- Born: February 21, 1895 New York City, New York
- Died: March 4, 1966 (aged 71) Beverly Hills, California
- Occupations: Playwright, screenwriter, film producer, director
- Spouse: Marion
- Parent: Lew Fields
- Relatives: Dorothy Fields (sister) Herbert Fields (brother)

= Joseph Fields =

American playwright, theatre director, screenwriter, film producer (1895–1966)

Joseph Albert Fields (February 21, 1895 – March 4, 1966) was an American playwright, theatre director, screenwriter, and film producer.

==Life and career==
Fields was born in New York City, the son of vaudevillean Lew Fields. He graduated from DeWitt Clinton High School and attended New York University before enrolling in the American Expeditionary Force during World War I, after which he remained in Paris until 1922 working in the perfume business.
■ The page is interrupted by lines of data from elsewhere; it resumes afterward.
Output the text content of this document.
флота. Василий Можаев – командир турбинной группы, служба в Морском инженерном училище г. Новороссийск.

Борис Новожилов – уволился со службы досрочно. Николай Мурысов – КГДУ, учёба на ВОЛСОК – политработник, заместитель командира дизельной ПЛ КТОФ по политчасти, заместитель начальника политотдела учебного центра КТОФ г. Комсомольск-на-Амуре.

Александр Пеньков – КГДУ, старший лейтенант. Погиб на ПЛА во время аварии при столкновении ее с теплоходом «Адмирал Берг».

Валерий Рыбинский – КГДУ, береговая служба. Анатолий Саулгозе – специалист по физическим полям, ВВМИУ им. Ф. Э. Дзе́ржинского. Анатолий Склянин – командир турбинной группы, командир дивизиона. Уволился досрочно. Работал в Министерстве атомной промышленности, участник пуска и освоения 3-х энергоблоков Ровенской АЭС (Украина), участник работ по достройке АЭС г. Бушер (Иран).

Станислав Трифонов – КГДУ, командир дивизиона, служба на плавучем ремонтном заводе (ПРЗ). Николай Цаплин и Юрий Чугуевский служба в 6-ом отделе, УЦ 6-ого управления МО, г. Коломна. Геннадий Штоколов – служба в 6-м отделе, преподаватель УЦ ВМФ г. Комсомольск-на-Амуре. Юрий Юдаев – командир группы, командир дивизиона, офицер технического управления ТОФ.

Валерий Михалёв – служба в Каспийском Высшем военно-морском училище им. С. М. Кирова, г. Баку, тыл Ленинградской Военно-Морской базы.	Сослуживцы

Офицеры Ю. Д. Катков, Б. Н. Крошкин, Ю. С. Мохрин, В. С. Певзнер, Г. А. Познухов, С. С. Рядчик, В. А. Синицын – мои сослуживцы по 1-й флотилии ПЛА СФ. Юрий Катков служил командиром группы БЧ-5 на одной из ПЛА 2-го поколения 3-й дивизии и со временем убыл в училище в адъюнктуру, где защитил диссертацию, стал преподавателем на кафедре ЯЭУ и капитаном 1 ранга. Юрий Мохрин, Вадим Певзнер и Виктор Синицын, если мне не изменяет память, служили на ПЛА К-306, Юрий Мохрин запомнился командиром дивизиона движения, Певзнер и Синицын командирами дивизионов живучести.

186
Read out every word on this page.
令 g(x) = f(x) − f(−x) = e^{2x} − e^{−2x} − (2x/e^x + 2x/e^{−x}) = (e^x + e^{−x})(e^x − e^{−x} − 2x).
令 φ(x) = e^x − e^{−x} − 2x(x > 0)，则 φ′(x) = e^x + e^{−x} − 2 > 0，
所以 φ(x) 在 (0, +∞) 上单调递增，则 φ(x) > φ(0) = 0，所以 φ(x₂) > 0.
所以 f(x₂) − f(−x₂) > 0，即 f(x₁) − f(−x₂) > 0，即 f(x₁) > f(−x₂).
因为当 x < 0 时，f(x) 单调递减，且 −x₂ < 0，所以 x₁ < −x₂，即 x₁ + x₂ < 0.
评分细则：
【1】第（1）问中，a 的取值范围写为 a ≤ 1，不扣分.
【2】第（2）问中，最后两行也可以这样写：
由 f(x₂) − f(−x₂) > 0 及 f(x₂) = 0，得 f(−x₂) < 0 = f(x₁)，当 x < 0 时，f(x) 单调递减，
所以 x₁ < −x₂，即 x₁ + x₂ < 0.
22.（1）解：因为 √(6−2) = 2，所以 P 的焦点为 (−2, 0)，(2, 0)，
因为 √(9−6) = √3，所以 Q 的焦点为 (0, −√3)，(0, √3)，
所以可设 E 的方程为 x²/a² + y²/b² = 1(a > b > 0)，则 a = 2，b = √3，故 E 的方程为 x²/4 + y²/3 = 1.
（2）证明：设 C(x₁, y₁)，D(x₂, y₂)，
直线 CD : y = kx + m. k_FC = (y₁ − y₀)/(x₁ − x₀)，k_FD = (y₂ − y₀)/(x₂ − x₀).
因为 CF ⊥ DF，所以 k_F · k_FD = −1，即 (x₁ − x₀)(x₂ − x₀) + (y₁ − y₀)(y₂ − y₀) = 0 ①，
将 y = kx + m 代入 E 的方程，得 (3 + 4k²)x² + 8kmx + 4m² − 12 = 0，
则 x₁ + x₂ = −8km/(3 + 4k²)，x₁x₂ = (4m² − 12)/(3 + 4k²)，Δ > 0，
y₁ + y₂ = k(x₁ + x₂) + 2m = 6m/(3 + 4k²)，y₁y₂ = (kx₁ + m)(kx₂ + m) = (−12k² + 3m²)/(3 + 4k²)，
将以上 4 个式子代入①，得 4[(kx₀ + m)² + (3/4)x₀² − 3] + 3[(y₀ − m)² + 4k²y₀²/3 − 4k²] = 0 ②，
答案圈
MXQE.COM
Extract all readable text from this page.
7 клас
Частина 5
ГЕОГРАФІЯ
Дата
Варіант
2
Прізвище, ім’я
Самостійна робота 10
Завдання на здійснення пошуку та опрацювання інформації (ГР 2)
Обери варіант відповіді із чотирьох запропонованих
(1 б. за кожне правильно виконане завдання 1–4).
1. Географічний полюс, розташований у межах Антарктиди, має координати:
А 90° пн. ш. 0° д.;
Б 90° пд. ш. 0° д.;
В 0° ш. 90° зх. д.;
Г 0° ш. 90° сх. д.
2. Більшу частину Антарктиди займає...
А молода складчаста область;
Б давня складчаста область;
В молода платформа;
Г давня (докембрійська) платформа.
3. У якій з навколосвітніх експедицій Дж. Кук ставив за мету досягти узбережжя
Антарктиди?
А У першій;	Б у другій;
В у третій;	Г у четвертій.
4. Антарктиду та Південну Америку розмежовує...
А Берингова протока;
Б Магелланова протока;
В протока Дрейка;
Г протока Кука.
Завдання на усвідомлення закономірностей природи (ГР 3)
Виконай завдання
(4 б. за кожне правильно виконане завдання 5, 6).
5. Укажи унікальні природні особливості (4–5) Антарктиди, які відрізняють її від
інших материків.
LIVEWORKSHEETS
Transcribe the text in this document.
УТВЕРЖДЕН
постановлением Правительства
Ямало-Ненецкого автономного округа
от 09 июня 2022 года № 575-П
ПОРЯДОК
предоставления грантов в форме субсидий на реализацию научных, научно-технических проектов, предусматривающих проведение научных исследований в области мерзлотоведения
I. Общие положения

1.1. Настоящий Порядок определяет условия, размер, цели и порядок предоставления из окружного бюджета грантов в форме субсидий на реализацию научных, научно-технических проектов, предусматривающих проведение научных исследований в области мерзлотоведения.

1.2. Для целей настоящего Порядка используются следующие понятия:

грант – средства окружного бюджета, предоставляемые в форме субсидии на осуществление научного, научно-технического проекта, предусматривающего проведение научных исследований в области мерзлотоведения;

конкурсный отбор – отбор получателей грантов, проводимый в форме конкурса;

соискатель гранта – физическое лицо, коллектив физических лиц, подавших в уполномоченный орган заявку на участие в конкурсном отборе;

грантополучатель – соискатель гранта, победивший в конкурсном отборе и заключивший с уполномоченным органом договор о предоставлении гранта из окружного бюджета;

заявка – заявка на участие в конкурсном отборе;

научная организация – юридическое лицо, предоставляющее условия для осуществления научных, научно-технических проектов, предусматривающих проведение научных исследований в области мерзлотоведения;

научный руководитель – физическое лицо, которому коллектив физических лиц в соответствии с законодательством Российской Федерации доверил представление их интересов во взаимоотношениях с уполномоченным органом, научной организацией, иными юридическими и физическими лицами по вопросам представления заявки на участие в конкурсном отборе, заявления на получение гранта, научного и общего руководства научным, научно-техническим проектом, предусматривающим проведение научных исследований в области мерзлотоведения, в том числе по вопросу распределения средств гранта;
He moved to Los Angeles in 1930, and his early writing career was spent churning out screenplays for mostly B-movies, beginning with The Big Shot in 1931.

Fields made his Broadway debut in 1938 with the play Schoolhouse on the Lot, co-written with Jerome Chodorov, who became a frequent collaborator. The prolific pair went on to write My Sister Eileen (1940, based on Ruth McKenney's semi-autobiographical stories), Junior Miss (1941, based on Sally Benson's stories), The French Touch (1945), Wonderful Town (1953, based on Ruth McKenney's semi-autobiographical stories), The Girl in Pink Tights (1954), Anniversary Waltz (1954), and The Ponder Heart (1956). They also wrote the screenplay for the 1942 film adaptation of My Sister Eileen.

With Anita Loos, Fields wrote the book for the Jule Styne musical Gentlemen Prefer Blondes, and he collaborated with Oscar Hammerstein II on the book for Flower Drum Song. He also co-produced and wrote the screen adaptation of the latter, garnering a Writers Guild of America Award nomination for Best Written American Musical.

Fields won the Tony Award for Best Musical for Wonderful Town and was nominated in the same category for Flower Drum Song.

As a director, Fields helmed Arthur Miller's The Man Who Had All the Luck (1944), his own plays I Gotta Get Out (1947) and The Tunnel of Love (1957), and The Desk Set (1955).

Fields was the brother of writer/lyricist Dorothy and writer Herbert. He died in Beverly Hills; according to his obituary in The New York Times, "Joseph Fields...died here last night...Mr. Fields lived in New York but was wintering in California when he died."